We now set the pivot bit to 1 (and unset the entire suffix), by adding 1. Using __builtin_ctz we can then find the number of trailing zeroes, which is the same as the bit number of the pivot. See the note below for __builtin functions.

We then proceed to set the pivot. Since the value of $n$ was $10011100$, $step1 = 10111100$.

Now we need to unset the successor, which we can do by a trick similar to how we found the pivot. step1 - 1 would unset the lowest significant set bit (the successor) and set all it’s trailing zeroes (i.e., $10111011$). step1 & (step1 - 1) i.e., $10111100 \& 10111011$ would lead to zero-ing out of the successor bit and the trailing zeroes. Hence, $step2 = 10111000$.

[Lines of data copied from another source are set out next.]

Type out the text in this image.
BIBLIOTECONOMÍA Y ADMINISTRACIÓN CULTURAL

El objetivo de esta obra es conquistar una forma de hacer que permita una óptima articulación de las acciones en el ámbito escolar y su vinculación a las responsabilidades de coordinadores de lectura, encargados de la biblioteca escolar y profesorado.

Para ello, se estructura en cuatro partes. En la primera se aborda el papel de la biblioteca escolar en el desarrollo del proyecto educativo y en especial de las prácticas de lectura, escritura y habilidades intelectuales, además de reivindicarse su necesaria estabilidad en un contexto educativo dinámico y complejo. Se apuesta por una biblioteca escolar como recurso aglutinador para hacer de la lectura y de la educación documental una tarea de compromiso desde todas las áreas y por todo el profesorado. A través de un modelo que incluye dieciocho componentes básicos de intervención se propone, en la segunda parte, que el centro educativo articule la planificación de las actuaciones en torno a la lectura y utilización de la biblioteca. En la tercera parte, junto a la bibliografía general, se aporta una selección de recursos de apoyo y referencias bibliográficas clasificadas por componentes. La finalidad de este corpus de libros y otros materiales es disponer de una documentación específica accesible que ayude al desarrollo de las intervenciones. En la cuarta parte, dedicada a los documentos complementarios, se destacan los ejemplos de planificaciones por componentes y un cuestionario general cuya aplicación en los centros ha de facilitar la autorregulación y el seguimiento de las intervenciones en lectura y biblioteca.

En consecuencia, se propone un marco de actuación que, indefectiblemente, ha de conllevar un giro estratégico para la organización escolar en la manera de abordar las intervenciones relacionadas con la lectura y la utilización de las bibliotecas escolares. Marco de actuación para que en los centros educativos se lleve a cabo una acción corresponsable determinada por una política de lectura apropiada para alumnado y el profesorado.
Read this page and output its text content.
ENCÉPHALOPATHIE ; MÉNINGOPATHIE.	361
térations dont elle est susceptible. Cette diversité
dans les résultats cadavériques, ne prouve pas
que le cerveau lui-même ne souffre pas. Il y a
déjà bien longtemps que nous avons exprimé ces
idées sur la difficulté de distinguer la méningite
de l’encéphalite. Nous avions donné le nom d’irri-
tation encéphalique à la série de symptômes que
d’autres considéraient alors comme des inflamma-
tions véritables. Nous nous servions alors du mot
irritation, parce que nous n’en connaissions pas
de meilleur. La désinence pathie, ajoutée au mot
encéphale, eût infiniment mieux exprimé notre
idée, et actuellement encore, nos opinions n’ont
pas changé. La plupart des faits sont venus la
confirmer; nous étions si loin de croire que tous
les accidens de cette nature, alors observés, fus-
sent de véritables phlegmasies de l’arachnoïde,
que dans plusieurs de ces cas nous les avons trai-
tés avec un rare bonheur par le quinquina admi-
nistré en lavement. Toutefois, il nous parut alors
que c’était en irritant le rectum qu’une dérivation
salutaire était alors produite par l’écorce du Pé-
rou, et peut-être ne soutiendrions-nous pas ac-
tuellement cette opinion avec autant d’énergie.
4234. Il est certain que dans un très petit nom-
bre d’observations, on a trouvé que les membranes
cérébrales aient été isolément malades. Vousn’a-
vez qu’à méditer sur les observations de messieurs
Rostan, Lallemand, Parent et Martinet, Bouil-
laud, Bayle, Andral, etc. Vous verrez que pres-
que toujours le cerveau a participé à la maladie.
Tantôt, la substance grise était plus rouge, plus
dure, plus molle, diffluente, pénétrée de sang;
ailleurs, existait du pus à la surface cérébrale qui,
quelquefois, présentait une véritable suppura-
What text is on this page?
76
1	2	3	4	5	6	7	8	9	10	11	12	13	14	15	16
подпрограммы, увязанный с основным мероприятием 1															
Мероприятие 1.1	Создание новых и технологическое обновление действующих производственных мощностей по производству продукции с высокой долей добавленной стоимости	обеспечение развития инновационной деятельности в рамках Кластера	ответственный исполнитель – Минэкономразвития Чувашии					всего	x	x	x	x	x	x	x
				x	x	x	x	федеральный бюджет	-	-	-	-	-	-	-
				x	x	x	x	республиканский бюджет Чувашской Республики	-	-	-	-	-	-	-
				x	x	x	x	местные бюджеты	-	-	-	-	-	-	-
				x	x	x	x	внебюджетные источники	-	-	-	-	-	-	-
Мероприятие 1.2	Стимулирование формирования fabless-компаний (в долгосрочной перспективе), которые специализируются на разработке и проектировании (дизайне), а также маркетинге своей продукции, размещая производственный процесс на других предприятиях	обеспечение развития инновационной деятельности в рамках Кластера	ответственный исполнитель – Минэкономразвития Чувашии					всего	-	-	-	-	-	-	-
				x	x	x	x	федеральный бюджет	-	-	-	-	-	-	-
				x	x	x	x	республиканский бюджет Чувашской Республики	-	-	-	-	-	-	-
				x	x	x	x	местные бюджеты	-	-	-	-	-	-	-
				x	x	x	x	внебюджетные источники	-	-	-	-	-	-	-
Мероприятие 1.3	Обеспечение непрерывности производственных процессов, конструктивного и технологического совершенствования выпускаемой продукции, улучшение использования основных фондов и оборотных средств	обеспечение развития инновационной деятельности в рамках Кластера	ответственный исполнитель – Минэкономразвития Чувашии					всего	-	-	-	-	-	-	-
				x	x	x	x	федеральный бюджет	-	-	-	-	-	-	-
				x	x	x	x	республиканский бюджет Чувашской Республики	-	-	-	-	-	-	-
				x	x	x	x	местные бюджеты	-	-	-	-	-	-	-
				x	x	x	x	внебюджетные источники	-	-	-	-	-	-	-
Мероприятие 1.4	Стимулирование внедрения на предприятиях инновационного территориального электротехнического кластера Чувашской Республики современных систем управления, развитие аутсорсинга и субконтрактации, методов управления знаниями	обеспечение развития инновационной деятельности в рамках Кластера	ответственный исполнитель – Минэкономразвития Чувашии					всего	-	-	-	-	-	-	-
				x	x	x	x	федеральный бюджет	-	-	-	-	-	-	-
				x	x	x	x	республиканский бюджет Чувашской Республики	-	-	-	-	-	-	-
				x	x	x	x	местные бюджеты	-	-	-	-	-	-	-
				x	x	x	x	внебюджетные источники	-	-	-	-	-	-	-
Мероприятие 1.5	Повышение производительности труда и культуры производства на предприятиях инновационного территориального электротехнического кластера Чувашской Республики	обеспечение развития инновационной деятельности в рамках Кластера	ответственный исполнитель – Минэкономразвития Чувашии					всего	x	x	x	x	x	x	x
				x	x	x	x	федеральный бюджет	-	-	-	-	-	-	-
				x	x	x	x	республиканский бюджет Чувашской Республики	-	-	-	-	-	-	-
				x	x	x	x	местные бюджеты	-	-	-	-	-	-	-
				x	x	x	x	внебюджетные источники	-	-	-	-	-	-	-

This is fairly straightforward, we extract the suffix mask, i.e., all the bits corresponding to the suffix part are set, and then $\&$ with the number $10.1.11000$ so far gives us the modified suffix, i.e. $11000$.

All we need to do now is to pull the 1s to the left in the suffix. This is done by left-shifting them by the number of trailing zeroes, so we get $00011$ (the first part of the calculation of final). This is our ‘sorted’ suffix we mentioned earlier.

Then we OR it with the number so far, but except the suffix part zero-ed out, so that we replace the unsorted suffix with this sorted suffix, i.e. $00011 | 10100000 \implies 10100011$.

I hope this helped you breakdown what’s going on, and probably served as a bridge between the naive solution and one-liner bitwise hacks.

Please leave any comments below. I’d be super happy to discuss any alternative solutions!

## Appendix: __builtin Functions

Whenever you are working with bitwise operations, gcc provides built-in methods such as __builtin_popcount (number of set bits in the argument), __builtin_ctz (number of trailing zeroes in the argument), and so on. These functions map to fast hardware instructions, and are also concise to write in code, so I use them whenever I can.